BANGKOK, Thailand — With the electoral winds at his back, Pita Limjaroenrat is deliberately entering a political minefield, littered with parties and governments that dared to disrupt the status quo.
Fresh from his surprise success in Sunday’s national vote, Mr. Pita now hopes to ride strong support from younger people to become Thailand’s youngest prime minister, after an election that delivered a vivid rejection by a large swath of Thai society of nearly a decade of military-dominated government.
Mr. Pita, 42, and his upstart Move Forward Party hope to form a coalition government uniting smaller parties, while litigious knives sharpen around him. The MFP won a plurality of 151 seats in the 500-seat House of Representatives, putting him in the driver’s seat with the Pheu Thai party of pre-race favorite Paetongtarn Shinawatra — which won 141 — in the jockeying over a new government.
Projecting robust defiance, Mr. Pita said Monday it would be “quite far-fetched” for anyone to oppose his victory. He said he was already in talks with five fellow parties to secure a clear majority in the House.
“With the consensus that came out of the election, it will be quite a hefty price to pay for someone who is thinking of abolishing the election results, or forming a minority government,” Mr. Pita said at a celebratory reception. “The sentiment of the era has changed. …I would like to announce here that the Move Forward Party is ready to lead the forming of the future government.”
The electoral system presents its own hurdles: Under a new constitution pushed through by Prime Minister Prayuth Chan-ocha, a former army chief who took power in 2014, the 250 government-appointed member of the Senate will join with the House to jointly elect the next government in July.
But previous opposition politicians tried to do what Mr. Pita plans, and they ended up “dissolved and banned” by the Constitution Court for financial conflicts, or allowed to become prime minister but later toppled in a military coup.
Educated at Harvard and MIT, Mr. Pita’s U.S. experience may make it easier for Washington to engage with Bangkok. Mr. Pita’s political base of enthusiastic, energetic young people expanded when they convinced older relatives to vote for the MFP.
His apparent openness to modernizing society is likely to mean he will try to sidestep the intense competition between Beijing and Washington for influence in this strategic Southeast Asian country.
“For the U.S. and China rivalry, Pita said foreign policies are more like a la carte choices, rather than a buffet, emphasizing that it is not necessary to always take sides,” the Thai Enquirer wrote of the election result Monday.
A thankful Mr.

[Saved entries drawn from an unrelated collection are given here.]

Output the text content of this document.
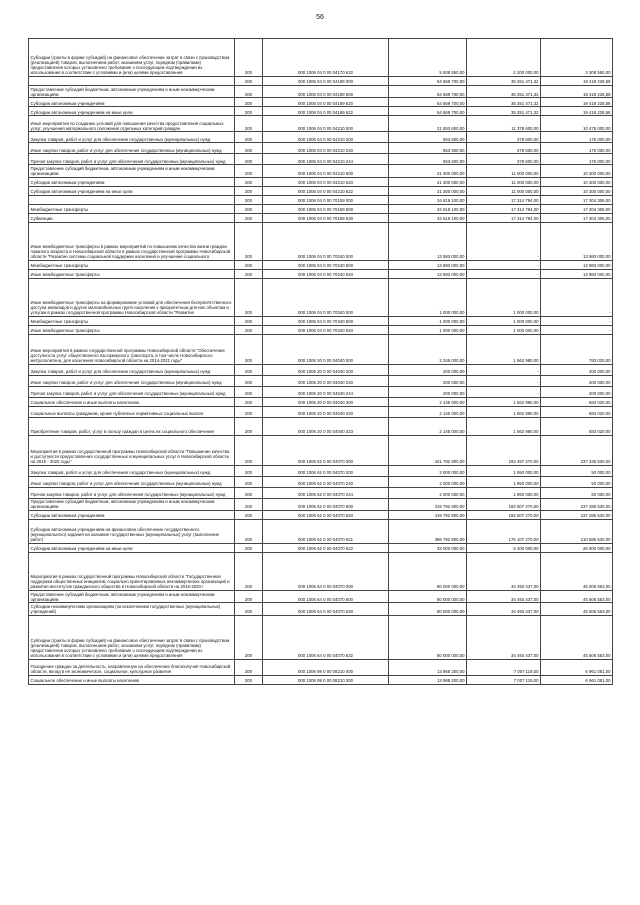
56
Субсидии (гранты в форме субсидий) на финансовое обеспечение затрат в связи с производством (реализацией) товаров, выполнением работ, оказанием услуг, порядком (правилами) предоставления которых установлено требование о последующем подтверждении их использования в соответствии с условиями и (или) целями предоставления	200	000 1006 04 0 00 04170 632	5 508 550,00	2 200 000,00	3 308 550,00
	200	000 1006 04 0 00 04189 000	54 669 700,00	35 251 471,32	19 418 228,68
Предоставление субсидий бюджетным, автономным учреждениям и иным некоммерческим организациям	200	000 1006 04 0 00 04189 600	54 669 700,00	35 251 471,32	19 418 228,68
Субсидии автономным учреждениям	200	000 1006 04 0 00 04189 620	54 669 700,00	35 251 471,32	19 418 228,68
Субсидии автономным учреждениям на иные цели	200	000 1006 04 0 00 04189 622	54 669 700,00	35 251 471,32	19 418 228,68
Иные мероприятия по созданию условий для повышения качества предоставления социальных услуг, улучшения материального положения отдельных категорий граждан	200	000 1006 04 0 00 04210 000	21 853 600,00	11 378 600,00	10 475 000,00
Закупка товаров, работ и услуг для обеспечения государственных (муниципальных) нужд	200	000 1006 04 0 00 04210 200	553 600,00	378 600,00	175 000,00
Иные закупки товаров, работ и услуг для обеспечения государственных (муниципальных) нужд	200	000 1006 04 0 00 04210 240	553 600,00	378 600,00	175 000,00
Прочая закупка товаров, работ и услуг для обеспечения государственных (муниципальных) нужд	200	000 1006 04 0 00 04210 244	553 600,00	378 600,00	175 000,00
Предоставление субсидий бюджетным, автономным учреждениям и иным некоммерческим организациям	200	000 1006 04 0 00 04210 600	21 300 000,00	11 000 000,00	10 300 000,00
Субсидии автономным учреждениям	200	000 1006 04 0 00 04210 620	21 300 000,00	11 000 000,00	10 300 000,00
Субсидии автономным учреждениям на иные цели	200	000 1006 04 0 00 04210 622	21 300 000,00	11 000 000,00	10 300 000,00
	200	000 1006 04 0 00 70159 000	34 619 100,00	17 314 794,00	17 304 306,00
Межбюджетные трансферты	200	000 1006 04 0 00 70159 500	34 619 100,00	17 314 794,00	17 304 306,00
Субвенции	200	000 1006 04 0 00 70159 530	34 619 100,00	17 314 794,00	17 304 306,00
Иные межбюджетные трансферты в рамках мероприятий по повышению качества жизни граждан пожилого возраста в Новосибирской области в рамках государственной программы Новосибирской области "Развитие системы социальной поддержки населения и улучшение социального	200	000 1006 04 0 00 70240 000	13 983 000,00	-	13 983 000,00
Межбюджетные трансферты	200	000 1006 04 0 00 70240 500	13 983 000,00	-	13 983 000,00
Иные межбюджетные трансферты	200	000 1006 04 0 00 70240 540	13 983 000,00	-	13 983 000,00
Иные межбюджетные трансферты на формирование условий для обеспечения беспрепятственного доступа инвалидов и других маломобильных групп населения к приоритетным для них объектам и услугам в рамках государственной программы Новосибирской области "Развитие	200	000 1006 04 0 00 70340 000	1 000 000,00	1 000 000,00	-
Межбюджетные трансферты	200	000 1006 04 0 00 70340 500	1 000 000,00	1 000 000,00	-
Иные межбюджетные трансферты	200	000 1006 04 0 00 70340 540	1 000 000,00	1 000 000,00	-
Иные мероприятия в рамках государственной программы Новосибирской области "Обеспечение доступности услуг общественного пассажирского транспорта, в том числе Новосибирского метрополитена, для населения Новосибирской области на 2014-2021 годы"	200	000 1006 20 0 00 04040 000	2 345 000,00	1 562 980,00	783 020,00
Закупка товаров, работ и услуг для обеспечения государственных (муниципальных) нужд	200	000 1006 20 0 00 04040 200	200 000,00	-	200 000,00
Иные закупки товаров, работ и услуг для обеспечения государственных (муниципальных) нужд	200	000 1006 20 0 00 04040 240	200 000,00	-	200 000,00
Прочая закупка товаров, работ и услуг для обеспечения государственных (муниципальных) нужд	200	000 1006 20 0 00 04040 244	200 000,00	-	200 000,00
Социальное обеспечение и иные выплаты населению	200	000 1006 20 0 00 04040 300	2 145 000,00	1 562 980,00	583 020,00
Социальные выплаты гражданам, кроме публичных нормативных социальных выплат	200	000 1006 20 0 00 04040 320	2 145 000,00	1 562 980,00	583 020,00
Приобретение товаров, работ, услуг в пользу граждан в целях их социального обеспечения	200	000 1006 20 0 00 04040 323	2 145 000,00	1 562 980,00	583 020,00
Мероприятия в рамках государственной программы Новосибирской области "Повышение качества и доступности предоставления государственных и муниципальных услуг в Новосибирской области на 2015 - 2020 годы"	200	000 1006 62 0 00 04070 000	421 792 800,00	184 457 270,00	237 335 530,00
Закупка товаров, работ и услуг для обеспечения государственных (муниципальных) нужд	200	000 1006 62 0 00 04070 200	2 000 000,00	1 950 000,00	50 000,00
Иные закупки товаров, работ и услуг для обеспечения государственных (муниципальных) нужд	200	000 1006 62 0 00 04070 240	2 000 000,00	1 950 000,00	50 000,00
Прочая закупка товаров, работ и услуг для обеспечения государственных (муниципальных) нужд	200	000 1006 62 0 00 04070 244	2 000 000,00	1 950 000,00	50 000,00
Предоставление субсидий бюджетным, автономным учреждениям и иным некоммерческим организациям	200	000 1006 62 0 00 04070 600	419 792 800,00	182 507 270,00	237 285 530,00
Субсидии автономным учреждениям	200	000 1006 62 0 00 04070 620	419 792 800,00	182 507 270,00	237 285 530,00
Субсидии автономным учреждениям на финансовое обеспечение государственного (муниципального) задания на оказание государственных (муниципальных) услуг (выполнение работ)	200	000 1006 62 0 00 04070 621	386 792 800,00	176 107 270,00	210 685 530,00
Субсидии автономным учреждениям на иные цели	200	000 1006 62 0 00 04070 622	33 000 000,00	6 400 000,00	26 600 000,00
Мероприятия в рамках государственной программы Новосибирской области "Государственная поддержка общественных инициатив, социально ориентированных некоммерческих организаций и развития институтов гражданского общества в Новосибирской области на 2015-2020 г	200	000 1006 64 0 00 04070 000	80 000 000,00	34 493 437,00	45 506 563,00
Предоставление субсидий бюджетным, автономным учреждениям и иным некоммерческим организациям	200	000 1006 64 0 00 04070 600	80 000 000,00	34 493 437,00	45 506 563,00
Субсидии некоммерческим организациям (за исключением государственных (муниципальных) учреждений)	200	000 1006 64 0 00 04070 630	80 000 000,00	34 493 437,00	45 506 563,00
Субсидии (гранты в форме субсидий) на финансовое обеспечение затрат в связи с производством (реализацией) товаров, выполнением работ, оказанием услуг, порядком (правилами) предоставления которых установлено требование о последующем подтверждении их использования в соответствии с условиями и (или) целями предоставления	200	000 1006 64 0 00 04070 632	80 000 000,00	34 493 437,00	45 506 563,00
Поощрение граждан за деятельность, направленную на обеспечение благополучия Новосибирской области, вклад в её экономическое, социальное, культурное развитие	200	000 1006 99 0 00 08210 000	13 968 200,00	7 007 119,00	6 961 081,00
Социальное обеспечение и иные выплаты населению	200	000 1006 99 0 00 08210 300	13 968 200,00	7 007 119,00	6 961 081,00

Pita and thousands of his cheering supporters thronged Bangkok’s streets on Monday circling Democracy Monument, a site often used for pro-democracy and anti-coup protests.
Mr. Pita presents himself as the opposite of the grim, authoritarian military leaders who seized power in coups in 2006 and 2014, embroiling this Buddhist-majority nation in street clashes, insurrections and other disruptions. His father was an Agriculture Ministry adviser, and his uncle was an assistant to former Prime Minister Thaksin Shinawatra, who was ousted in the 2006 military coup.
After a childhood partially in New Zealand, Mr. Pita graduated from Harvard University with a master’s in public policy, and from the Massachusetts Institute of Technology with an MBA. He put those ideas into practice at his late father’s rice bran oil company and other businesses, before divorcing his actress-model wife and plunging into politics.
When the first liberal party he joined dissolved, Mr. Pita, by then a member of Parliament, established the MFP in 2020 with much wider appeal.
If he becomes prime minister, Mr. Pita says he wants to distribute political and financial power and assistance to communities throughout the country, instead of centralizing power in the pampered capital, Bangkok. He plans to challenge Thailand’s large, family-run monopolistic corporations to allow for greater diversification for smaller marketers.
In what may prove a more perilous task, he also wants to end the government-dominated Senate, which was created to “screen” and control politicians elected to Parliament’s House of Representatives.
On another delicate issue, Mr. Pita also boldly insists on opening Thailand’s discreetly cloaked, influential constitutional monarchy to public scrutiny and “reform.” Thousands of young people challenged police in Bangkok’s streets in 2020 with marches, satirical agitprop street theater, brawls, arson, and other acts, demanding the monarchy be opened up and made more transparent.
Mr. Pita knows those street demands resulted in arrests, imprisonment, injuries, and intimidation, including 15-year prison sentences for anyone convicted of insulting the monarchy. Some of his closest colleagues in the MFP were active in those protests.
“We will use the Parliament to make sure that it is a comprehensive discussion with maturity, with transparency, in how we should move forward in the relationship between the monarchy and the masses,” Mr. Pita said Monday.